Anatolij Pinskij. Ein russischer Waldorfpädagoge und -politiker

Nana Göbel
Anatolij Pinskij zählt zu den wichtigsten Wegbereitern der Waldorfpädagogik in Russland.

Pinskij suchte im damaligen sozialistischen akademischen Korsett nach anderen Ideenwelten und kam dabei sowohl mit westlichen Philosophen als auch mit der orthodoxen Kirche sowie mit der Theosophie in Berührung. Prägend für ihn war insbesondere der Diskussionsklub des bekannten Dissidenten G. P. Schedrowizkij und die dort geführten Debatten über westliche Philosophen. Pinskij war aufgrund seiner führenden Stellung in diesem Zirkel bestens vernetzt. Studenten des Pädagogischen Instituts, zeitweise auch Pinskij selbst, gaben die Zeitschrift Lyriker heraus und studierten immer wieder Aufführungen ein. Pinskij dramatisierte zum Beispiel den Idiot von F.M. Dostojewski – eine Aufführung, die von der Administration des Instituts, das heißt von der Partei, verboten wurde.
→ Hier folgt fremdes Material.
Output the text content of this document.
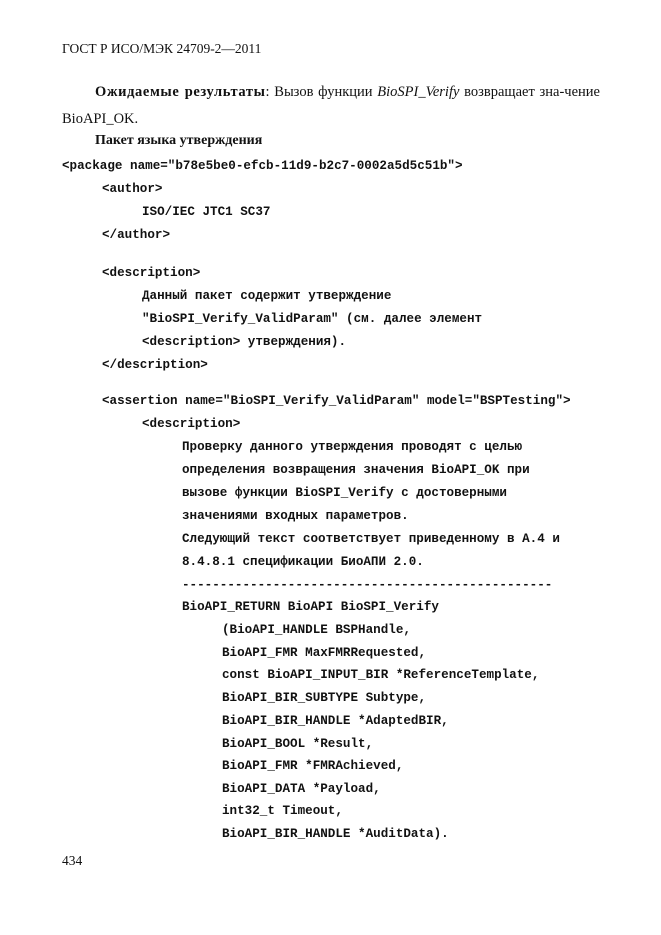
ГОСТ Р ИСО/МЭК 24709-2—2011
Ожидаемые результаты: Вызов функции BioSPI_Verify возвращает зна-чение BioAPI_OK.
Пакет языка утверждения
<package name="b78e5be0-efcb-11d9-b2c7-0002a5d5c51b">
<author>
ISO/IEC JTC1 SC37
</author>
<description>
Данный пакет содержит утверждение
"BioSPI_Verify_ValidParam" (см. далее элемент
<description> утверждения).
</description>
<assertion name="BioSPI_Verify_ValidParam" model="BSPTesting">
<description>
Проверку данного утверждения проводят с целью
определения возвращения значения BioAPI_OK при
вызове функции BioSPI_Verify с достоверными
значениями входных параметров.
Следующий текст соответствует приведенному в А.4 и
8.4.8.1 спецификации БиоАПИ 2.0.
-------------------------------------------------
BioAPI_RETURN BioAPI BioSPI_Verify
(BioAPI_HANDLE BSPHandle,
BioAPI_FMR MaxFMRRequested,
const BioAPI_INPUT_BIR *ReferenceTemplate,
BioAPI_BIR_SUBTYPE Subtype,
BioAPI_BIR_HANDLE *AdaptedBIR,
BioAPI_BOOL *Result,
BioAPI_FMR *FMRAchieved,
BioAPI_DATA *Payload,
int32_t Timeout,
BioAPI_BIR_HANDLE *AuditData).
434
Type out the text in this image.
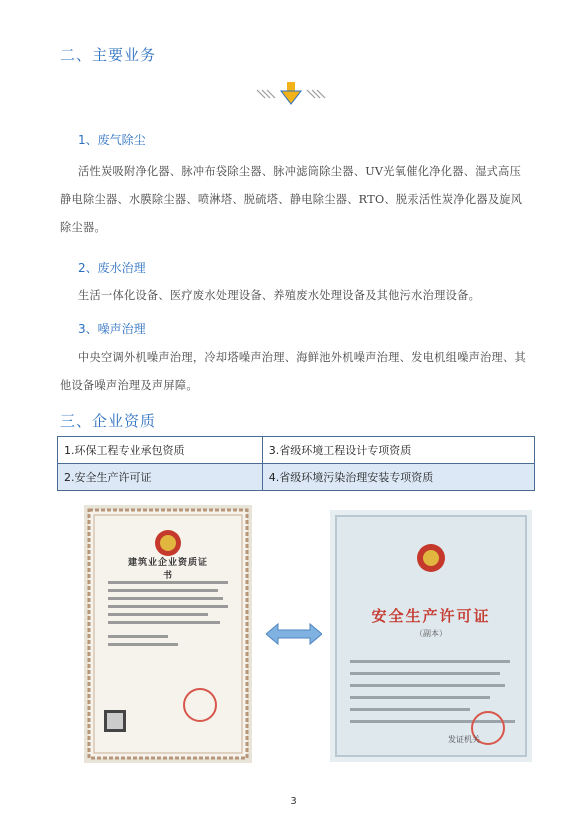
二、主要业务
1、废气除尘
活性炭吸附净化器、脉冲布袋除尘器、脉冲滤筒除尘器、UV光氧催化净化器、湿式高压静电除尘器、水膜除尘器、喷淋塔、脱硫塔、静电除尘器、RTO、脱汞活性炭净化器及旋风除尘器。
2、废水治理
生活一体化设备、医疗废水处理设备、养殖废水处理设备及其他污水治理设备。
3、噪声治理
中央空调外机噪声治理，冷却塔噪声治理、海鲜池外机噪声治理、发电机组噪声治理、其他设备噪声治理及声屏障。
三、企业资质
1.环保工程专业承包资质	3.省级环境工程设计专项资质
2.安全生产许可证	4.省级环境污染治理安装专项资质
建筑业企业资质证书
安全生产许可证
（副本）
发证机关
3
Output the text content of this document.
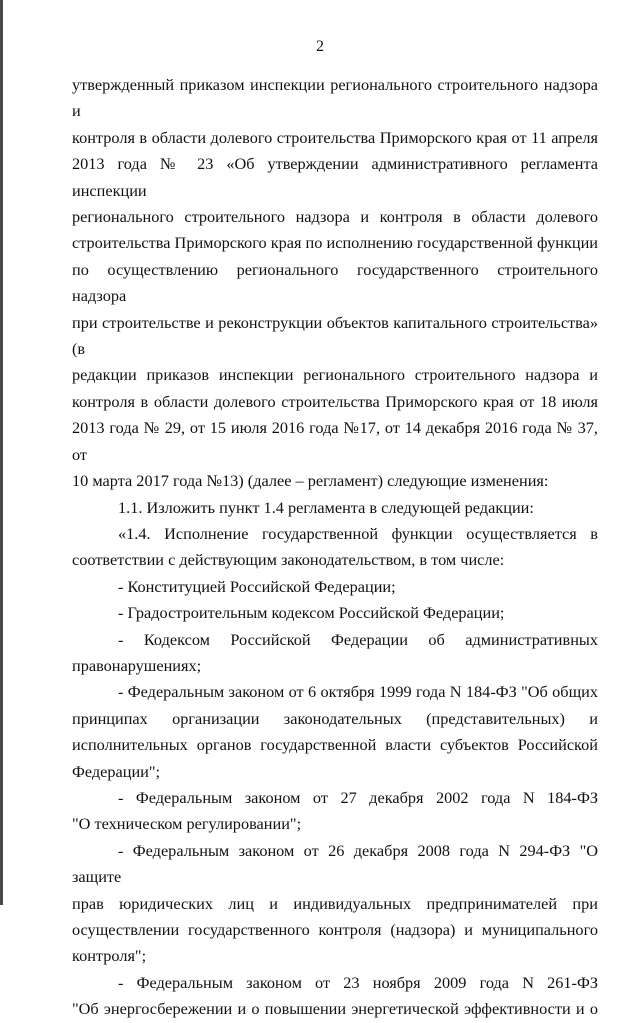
2

утвержденный приказом инспекции регионального строительного надзора и

контроля в области долевого строительства Приморского края от 11 апреля

2013 года № 23 «Об утверждении административного регламента инспекции

регионального строительного надзора и контроля в области долевого

строительства Приморского края по исполнению государственной функции

по осуществлению регионального государственного строительного надзора

при строительстве и реконструкции объектов капитального строительства» (в

редакции приказов инспекции регионального строительного надзора и

контроля в области долевого строительства Приморского края от 18 июля

2013 года № 29, от 15 июля 2016 года №17, от 14 декабря 2016 года № 37, от

10 марта 2017 года №13) (далее – регламент) следующие изменения:

1.1. Изложить пункт 1.4 регламента в следующей редакции:

«1.4. Исполнение государственной функции осуществляется в

соответствии с действующим законодательством, в том числе:

- Конституцией Российской Федерации;

- Градостроительным кодексом Российской Федерации;

- Кодексом Российской Федерации об административных

правонарушениях;

- Федеральным законом от 6 октября 1999 года N 184-ФЗ "Об общих

принципах организации законодательных (представительных) и

исполнительных органов государственной власти субъектов Российской

Федерации";

- Федеральным законом от 27 декабря 2002 года N 184-ФЗ

"О техническом регулировании";

- Федеральным законом от 26 декабря 2008 года N 294-ФЗ "О защите

прав юридических лиц и индивидуальных предпринимателей при

осуществлении государственного контроля (надзора) и муниципального

контроля";

- Федеральным законом от 23 ноября 2009 года N 261-ФЗ

"Об энергосбережении и о повышении энергетической эффективности и о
In der zweiten Hälfte der 1980er Jahre lernte Pinskij die Anthroposophie und die Waldorfpädagogik kennen und merkte, dass er sich in der Gruppe von Anthroposophen unter verwandten Seelen bewegte. Er nahm an einem von Idriart in Tiflis veranstalteten Musikfestival teil, an dem sich zum ersten Mal Anthroposophen aus der ganzen Sowjet-Union begegneten. 1988 sprach der schwedische Waldorfpädagoge Walter Liebendörfer im Studienzirkel in seiner Wohnung, die wegen des Besucherandrangs aus allen Nähten platzte. Der Enthusiasmus war groß und führte dazu, dass Pinskij gemeinsam mit Vladimir Sagvosdkin und Slawa Rosentuller den Klub Aristotel in den Räumen eines Quartier-Kinderzentrums gründete und 1989 einen Waldorfkindergarten eröffnete. Bald zeigte sich Ausbildungs­bedarf, weshalb schon 1990 ein Proseminar und dann ein Lehrerseminar begann, das an der Öffentlichen Russischen Universität registriert und dessen Eröffnung 1990 gefeiert wurde. Als nächstes eröffnete Pinskij gemeinsam mit mehreren Freunden das von ihm geleitete Zentrum für Waldorfpädagogik in Moskau.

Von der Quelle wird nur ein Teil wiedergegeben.